The Data Protection Act 1998 (DPA) prohibits companies from sending personal data to countries outside of the European Economic Area (EEA) unless those countries ensure an “adequate level of protection” for that information. In 2000, the European Commission agreed with the US a set of principles, broadly the same as the principles set out under the DPA, which were known as “Safe Harbor” principles, and UK companies were permitted to transfer personal data to US companies which had registered for the Safe Harbor Scheme (and in doing so, agreed to abide by the Safe Harbor principles).
The revelations by Edward Snowden about the “snooping” practices of the US authorities however called into question whether the Safe Harbor framework was able to guarantee EU data subjects an adequate level of protection for their personal data, and last week the CJEU decided that it couldn’t. There is now a question mark over all Safe Harbor arrangements (such as those with Canada and New Zealand for example).
The ruling means that now businesses (data controllers) which send personal data to the US will no longer be able to rely on the recipient certifying its compliance with the Safe Harbor Scheme and will have to find other ways to ensure compliance with the DPA. Also, businesses which process data on behalf of clients (data processors) under contracts requiring them to “comply with all applicable data protection legislation as if they were a data controller”, or other similarly broad wording, may now find themselves in breach of those contracts if they have previously been relying on Safe Harbor certification in order to send data to the US. The judgment will also be worrying for UK companies storing employee or individual client data with US-based cloud service providers or sending it to servers based in the US.
So what are the options for businesses that want or need to continue sending personal data to the US? Whilst we are in somewhat unchartered waters at the moment, and a “panic reaction” will undoubtedly be unhelpful at this stage, businesses will need to look at:
- whether they can get consent from data subjects to the data transfer;
- using the standard contractual clauses produced by the EU (sometimes called the Model Clauses); and/or
- adopting Binding Corporate Rules.
All of these options do have their disadvantages however. Binding Corporate Rules, which a company draws up itself, can only be used intra-group, and each set needs to be expressly agreed by the relevant data protection authorities. We have been made aware that some businesses are receiving copies of the Model Clauses from customers and suppliers with a suggestion that these are used to replace previous reliance on Safe Harbor certification. Caution needs to be exercised here though as the Model Clauses have to be adopted without derogation or amendment, which can make them difficult to fit into existing contractual arrangements, and there are no Model Clauses for processor to processor contracts. It may be easier (if possible) to avoid altogether the need to transfer the data, particularly any sensitive personal data, in the first place given that getting informed consent from data subjects is often impractical. Contracts should be examined on a case-by-case basis to see what solution fits best the particular circumstances.

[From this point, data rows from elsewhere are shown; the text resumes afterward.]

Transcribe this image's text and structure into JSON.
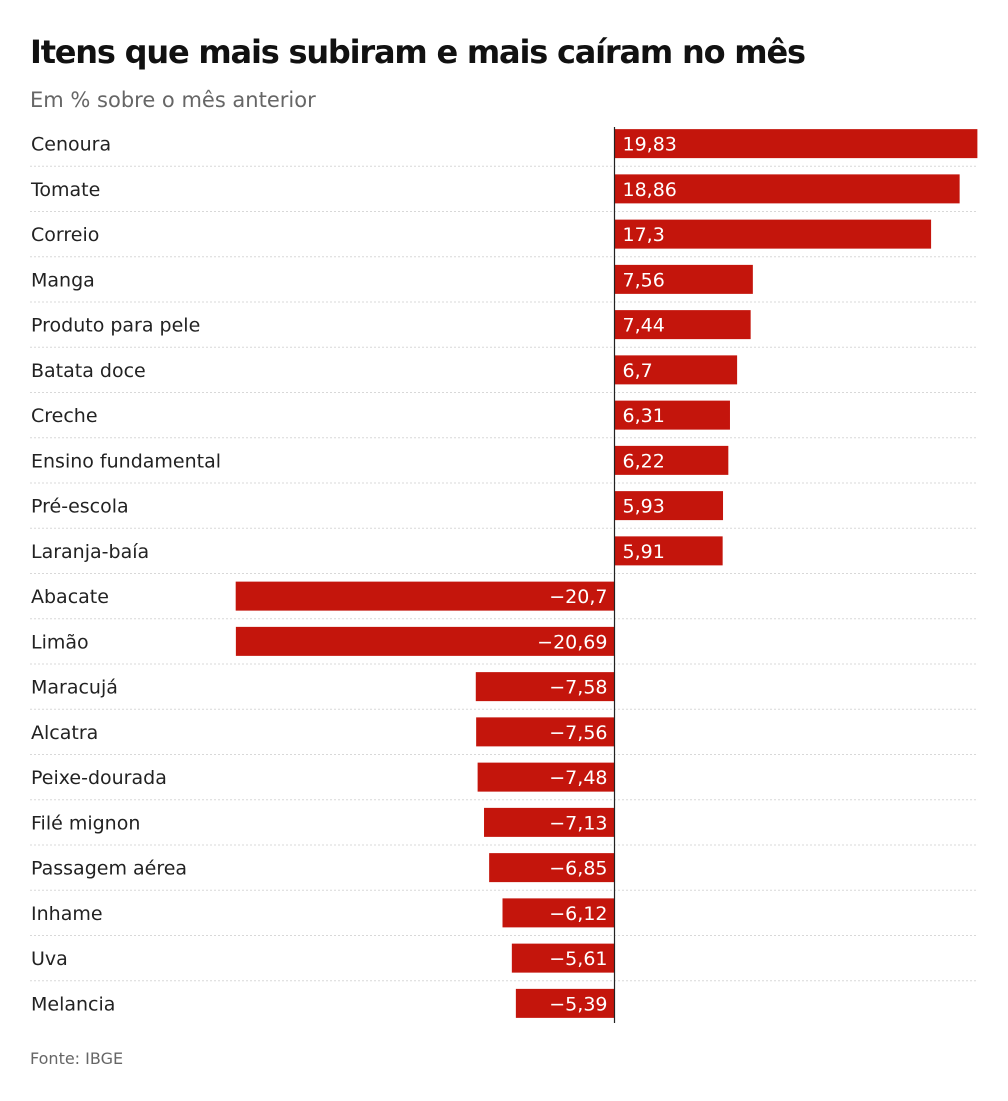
{
  "title": "Itens que mais subiram e mais caíram no mês",
  "subtitle": "Em % sobre o mês anterior",
  "source": "Fonte: IBGE",
  "colors": {
    "bar": "#c4150c",
    "bar_label": "#ffffff",
    "category_label": "#222222",
    "gridline": "#d8d8d8",
    "axis": "#222222"
  },
  "chart_data": {
    "type": "bar",
    "orientation": "horizontal",
    "categories": [
      "Cenoura",
      "Tomate",
      "Correio",
      "Manga",
      "Produto para pele",
      "Batata doce",
      "Creche",
      "Ensino fundamental",
      "Pré-escola",
      "Laranja-baía",
      "Abacate",
      "Limão",
      "Maracujá",
      "Alcatra",
      "Peixe-dourada",
      "Filé mignon",
      "Passagem aérea",
      "Inhame",
      "Uva",
      "Melancia"
    ],
    "values": [
      19.83,
      18.86,
      17.3,
      7.56,
      7.44,
      6.7,
      6.31,
      6.22,
      5.93,
      5.91,
      -20.7,
      -20.69,
      -7.58,
      -7.56,
      -7.48,
      -7.13,
      -6.85,
      -6.12,
      -5.61,
      -5.39
    ],
    "value_labels": [
      "19,83",
      "18,86",
      "17,3",
      "7,56",
      "7,44",
      "6,7",
      "6,31",
      "6,22",
      "5,93",
      "5,91",
      "−20,7",
      "−20,69",
      "−7,58",
      "−7,56",
      "−7,48",
      "−7,13",
      "−6,85",
      "−6,12",
      "−5,61",
      "−5,39"
    ],
    "xlim": [
      -20.7,
      19.83
    ],
    "grid": "horizontal dotted row separators",
    "legend": "none"
  }
}
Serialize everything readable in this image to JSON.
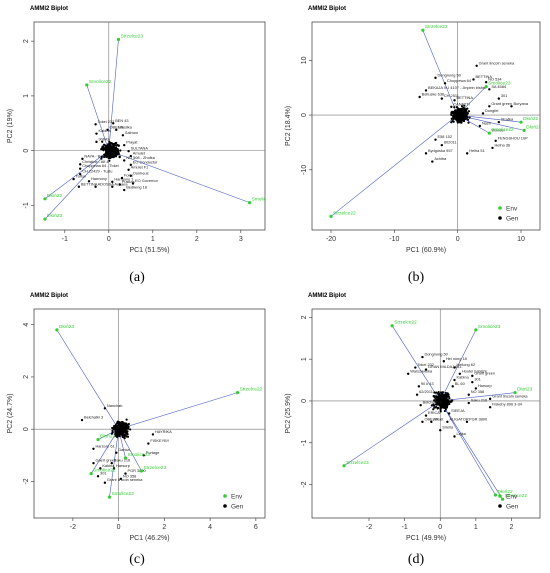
{
  "figure": {
    "captions": [
      "(a)",
      "(b)",
      "(c)",
      "(d)"
    ]
  },
  "colors": {
    "env": "#33cc33",
    "env_line": "#4a5ec7",
    "gen": "#000000",
    "zero_line": "#777777",
    "axis": "#333333"
  },
  "chart_data": [
    {
      "type": "scatter",
      "title": "AMMI2 Biplot",
      "xlabel": "PC1 (51.5%)",
      "ylabel": "PC2 (19%)",
      "xlim": [
        -1.7,
        3.55
      ],
      "ylim": [
        -1.45,
        2.35
      ],
      "xticks": [
        -1,
        0,
        1,
        2,
        3
      ],
      "yticks": [
        -1,
        0,
        1,
        2
      ],
      "legend": "none",
      "env_points": [
        {
          "label": "Strzelce23",
          "x": 0.22,
          "y": 2.03
        },
        {
          "label": "Smolice22",
          "x": -0.5,
          "y": 1.2
        },
        {
          "label": "Smolice23",
          "x": 3.2,
          "y": -0.95
        },
        {
          "label": "Dłoń22",
          "x": -1.45,
          "y": -0.88
        },
        {
          "label": "Dłoń23",
          "x": -1.45,
          "y": -1.25
        }
      ],
      "gen_labels": [
        {
          "label": "Tokei 232",
          "x": -0.3,
          "y": 0.48
        },
        {
          "label": "BEN 43",
          "x": 0.1,
          "y": 0.5
        },
        {
          "label": "OBELIX",
          "x": -0.03,
          "y": 0.38
        },
        {
          "label": "Wasilka",
          "x": 0.17,
          "y": 0.38
        },
        {
          "label": "Kabina",
          "x": -0.28,
          "y": 0.31
        },
        {
          "label": "Salmon",
          "x": 0.32,
          "y": 0.28
        },
        {
          "label": "90643",
          "x": -0.28,
          "y": 0.16
        },
        {
          "label": "Prayat",
          "x": 0.35,
          "y": 0.1
        },
        {
          "label": "SULTANA",
          "x": 0.45,
          "y": -0.01
        },
        {
          "label": "NAYA - Bella",
          "x": -0.6,
          "y": -0.15
        },
        {
          "label": "Amulet",
          "x": 0.5,
          "y": -0.1
        },
        {
          "label": "Christine - Alf 4",
          "x": -0.65,
          "y": -0.25
        },
        {
          "label": "NO 508 - Zhołka",
          "x": 0.35,
          "y": -0.18
        },
        {
          "label": "Chuppewa 64 - Tokei",
          "x": -0.65,
          "y": -0.33
        },
        {
          "label": "EO Conductor",
          "x": 0.5,
          "y": -0.26
        },
        {
          "label": "CH 22429 - Tuzlu",
          "x": -0.65,
          "y": -0.43
        },
        {
          "label": "Amulet F1",
          "x": 0.45,
          "y": -0.35
        },
        {
          "label": "Taifun",
          "x": -0.8,
          "y": -0.52
        },
        {
          "label": "Harmony",
          "x": -0.45,
          "y": -0.56
        },
        {
          "label": "Harmony 1",
          "x": 0.08,
          "y": -0.57
        },
        {
          "label": "Ounheus",
          "x": 0.5,
          "y": -0.46
        },
        {
          "label": "Forro",
          "x": 0.3,
          "y": -0.5
        },
        {
          "label": "BETTINA",
          "x": -0.68,
          "y": -0.66
        },
        {
          "label": "ADOSSA",
          "x": -0.3,
          "y": -0.66
        },
        {
          "label": "Achaea",
          "x": 0.08,
          "y": -0.66
        },
        {
          "label": "Puskas",
          "x": 0.25,
          "y": -0.62
        },
        {
          "label": "EO Governor",
          "x": 0.55,
          "y": -0.6
        },
        {
          "label": "Bedkeng 18",
          "x": 0.35,
          "y": -0.72
        }
      ],
      "legend_entries": []
    },
    {
      "type": "scatter",
      "title": "AMMI2 Biplot",
      "xlabel": "PC1 (60.9%)",
      "ylabel": "PC2 (18.4%)",
      "xlim": [
        -23,
        13
      ],
      "ylim": [
        -21,
        17
      ],
      "xticks": [
        -20,
        -10,
        0,
        10
      ],
      "yticks": [
        -10,
        0,
        10
      ],
      "legend": "bottom-right",
      "env_points": [
        {
          "label": "Strzelce23",
          "x": -5.5,
          "y": 15.5
        },
        {
          "label": "Smolice23",
          "x": 4.5,
          "y": 5.2
        },
        {
          "label": "Smolice22",
          "x": 5,
          "y": -3.3
        },
        {
          "label": "Dłoń22",
          "x": 10,
          "y": -1.3
        },
        {
          "label": "Dłoń23",
          "x": 10.5,
          "y": -2.8
        },
        {
          "label": "Strzelce22",
          "x": -20,
          "y": -18.5
        }
      ],
      "gen_labels": [
        {
          "label": "Grant lincoln seneka",
          "x": 3,
          "y": 9
        },
        {
          "label": "Dongnong 50",
          "x": -3.5,
          "y": 6.8
        },
        {
          "label": "Chuppewa 64",
          "x": -2,
          "y": 5.8
        },
        {
          "label": "BETTINA",
          "x": 2.5,
          "y": 6.5
        },
        {
          "label": "NO 534",
          "x": 4.5,
          "y": 6
        },
        {
          "label": "BEKAJA VU 4107 - Jinpein bishel",
          "x": -5,
          "y": 4.5
        },
        {
          "label": "SA 4584",
          "x": 5,
          "y": 4.7
        },
        {
          "label": "Beltuske 636",
          "x": -6,
          "y": 3.3
        },
        {
          "label": "CH 2511",
          "x": -2.5,
          "y": 3
        },
        {
          "label": "BETTINA",
          "x": -0.5,
          "y": 2.7
        },
        {
          "label": "CANATTI",
          "x": -1,
          "y": 1.5
        },
        {
          "label": "301",
          "x": 6.5,
          "y": 3
        },
        {
          "label": "Grant green",
          "x": 5,
          "y": 1.6
        },
        {
          "label": "Buryana",
          "x": 8.5,
          "y": 1.6
        },
        {
          "label": "Dongfei",
          "x": 4,
          "y": 0.3
        },
        {
          "label": "Strafka",
          "x": 6.5,
          "y": -1.3
        },
        {
          "label": "Nash",
          "x": 3.5,
          "y": -2
        },
        {
          "label": "Wonder",
          "x": 5,
          "y": -3.3
        },
        {
          "label": "E58 152",
          "x": -3.5,
          "y": -4.5
        },
        {
          "label": "802011",
          "x": -2.5,
          "y": -5.5
        },
        {
          "label": "FENGSHOU 10P",
          "x": 6,
          "y": -4.7
        },
        {
          "label": "Helha 36",
          "x": 5.5,
          "y": -6
        },
        {
          "label": "Bydgoska 957",
          "x": -5,
          "y": -7
        },
        {
          "label": "Helha 51",
          "x": 1.5,
          "y": -7
        },
        {
          "label": "Achiba",
          "x": -4,
          "y": -8.5
        }
      ],
      "legend_entries": [
        "Env",
        "Gen"
      ]
    },
    {
      "type": "scatter",
      "title": "AMMI2 Biplot",
      "xlabel": "PC1 (46.2%)",
      "ylabel": "PC2 (24.7%)",
      "xlim": [
        -3.7,
        6.4
      ],
      "ylim": [
        -3.4,
        4.6
      ],
      "xticks": [
        -2,
        0,
        2,
        4,
        6
      ],
      "yticks": [
        -2,
        0,
        2,
        4
      ],
      "legend": "bottom-right",
      "env_points": [
        {
          "label": "Dłoń23",
          "x": -2.7,
          "y": 3.8
        },
        {
          "label": "Strzelce22",
          "x": 5.2,
          "y": 1.4
        },
        {
          "label": "Dłoń22",
          "x": -0.9,
          "y": -0.4
        },
        {
          "label": "Smolice23",
          "x": 0.3,
          "y": -1.1
        },
        {
          "label": "Smolice22",
          "x": -1.2,
          "y": -1.7
        },
        {
          "label": "Strzelce23",
          "x": 1.0,
          "y": -1.6
        },
        {
          "label": "Smolice22",
          "x": -0.4,
          "y": -2.6
        }
      ],
      "gen_labels": [
        {
          "label": "Nanchab",
          "x": -0.6,
          "y": 0.8
        },
        {
          "label": "Bełchatki 3",
          "x": -1.6,
          "y": 0.35
        },
        {
          "label": "Harsorp 61",
          "x": -1.1,
          "y": -0.75
        },
        {
          "label": "HAYRIKA",
          "x": 1.5,
          "y": -0.2
        },
        {
          "label": "FISKEYBY",
          "x": 1.3,
          "y": -0.55
        },
        {
          "label": "Portage",
          "x": 1.1,
          "y": -1.0
        },
        {
          "label": "Danka",
          "x": -0.1,
          "y": -0.9
        },
        {
          "label": "Gaert green",
          "x": -1.1,
          "y": -1.3
        },
        {
          "label": "Saku 216",
          "x": -0.3,
          "y": -1.3
        },
        {
          "label": "Kabina",
          "x": -0.8,
          "y": -1.5
        },
        {
          "label": "Harsorp",
          "x": -0.2,
          "y": -1.5
        },
        {
          "label": "PGR 3890",
          "x": 0.3,
          "y": -1.7
        },
        {
          "label": "301",
          "x": -0.9,
          "y": -1.8
        },
        {
          "label": "NO 358",
          "x": 0.1,
          "y": -1.9
        },
        {
          "label": "Grant lincoln seneka",
          "x": -0.6,
          "y": -2.05
        }
      ],
      "legend_entries": [
        "Env",
        "Gen"
      ]
    },
    {
      "type": "scatter",
      "title": "AMMI2 Biplot",
      "xlabel": "PC1 (49.9%)",
      "ylabel": "PC2 (25.9%)",
      "xlim": [
        -3.6,
        2.8
      ],
      "ylim": [
        -2.8,
        2.2
      ],
      "xticks": [
        -2,
        -1,
        0,
        1,
        2
      ],
      "yticks": [
        -2,
        -1,
        0,
        1,
        2
      ],
      "legend": "bottom-right",
      "env_points": [
        {
          "label": "Strzelce22",
          "x": -1.35,
          "y": 1.8
        },
        {
          "label": "Smolice23",
          "x": 1.0,
          "y": 1.7
        },
        {
          "label": "Dłoń23",
          "x": 2.1,
          "y": 0.2
        },
        {
          "label": "Strzelce23",
          "x": -2.7,
          "y": -1.55
        },
        {
          "label": "Dłoń22",
          "x": 1.55,
          "y": -2.25
        },
        {
          "label": "Smolice22",
          "x": 1.75,
          "y": -2.35
        }
      ],
      "gen_labels": [
        {
          "label": "Dongnong 50",
          "x": -0.5,
          "y": 1.05
        },
        {
          "label": "Hei nong 18",
          "x": 0.1,
          "y": 0.95
        },
        {
          "label": "Tokei 232",
          "x": -0.7,
          "y": 0.8
        },
        {
          "label": "GRAN MILDAJ 641",
          "x": -0.4,
          "y": 0.75
        },
        {
          "label": "Heilong 62",
          "x": 0.4,
          "y": 0.8
        },
        {
          "label": "Warszawska",
          "x": -0.9,
          "y": 0.65
        },
        {
          "label": "Houtei habishi",
          "x": 0.55,
          "y": 0.65
        },
        {
          "label": "Grant green",
          "x": 0.9,
          "y": 0.6
        },
        {
          "label": "Kabina",
          "x": 0.4,
          "y": 0.5
        },
        {
          "label": "301",
          "x": 0.9,
          "y": 0.45
        },
        {
          "label": "90 k 43",
          "x": -0.6,
          "y": 0.35
        },
        {
          "label": "BL 60",
          "x": 0.35,
          "y": 0.35
        },
        {
          "label": "Harsorp",
          "x": 1.0,
          "y": 0.3
        },
        {
          "label": "62/2011",
          "x": -0.65,
          "y": 0.15
        },
        {
          "label": "NO 358",
          "x": 0.8,
          "y": 0.15
        },
        {
          "label": "Grant lincoln seneka",
          "x": 1.4,
          "y": 0.05
        },
        {
          "label": "Bełchatki 3",
          "x": -0.55,
          "y": -0.1
        },
        {
          "label": "Saku 216",
          "x": 0.8,
          "y": -0.05
        },
        {
          "label": "Fiskeby 896 3-34",
          "x": 1.4,
          "y": -0.15
        },
        {
          "label": "ERICA",
          "x": -0.4,
          "y": -0.35
        },
        {
          "label": "SIEEJA",
          "x": 0.25,
          "y": -0.3
        },
        {
          "label": "OBELIX",
          "x": -0.5,
          "y": -0.5
        },
        {
          "label": "Amalt",
          "x": -0.25,
          "y": -0.5
        },
        {
          "label": "ALIGATOR",
          "x": 0.2,
          "y": -0.5
        },
        {
          "label": "PGR 3890",
          "x": 0.75,
          "y": -0.5
        },
        {
          "label": "Sirelia",
          "x": 0.0,
          "y": -0.7
        },
        {
          "label": "Lajka",
          "x": 0.4,
          "y": -0.85
        }
      ],
      "legend_entries": [
        "Env",
        "Gen"
      ]
    }
  ]
}
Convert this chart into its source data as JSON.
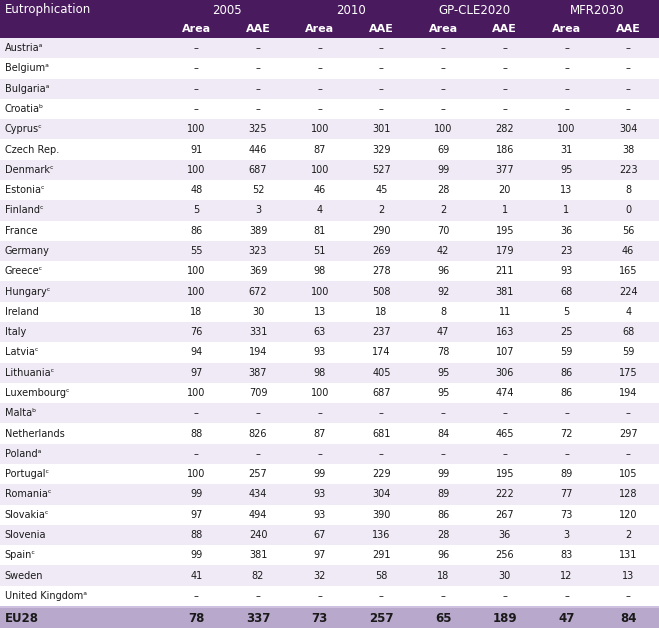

This uncertainty is clearly not helpful to business, and a new safe harbor framework, which was already being negotiated, still looks someway off. In the meantime, US authorities have announced that they are “prepared to work with the European Commission to address uncertainty created by the court’s decision so that the companies who have complied “in good faith” with the framework can continue to thrive and the Information Commissioner has said that he will issue further guidance on the alternatives for businesses transferring data to the US, and will give UK businesses time to make alternative arrangements.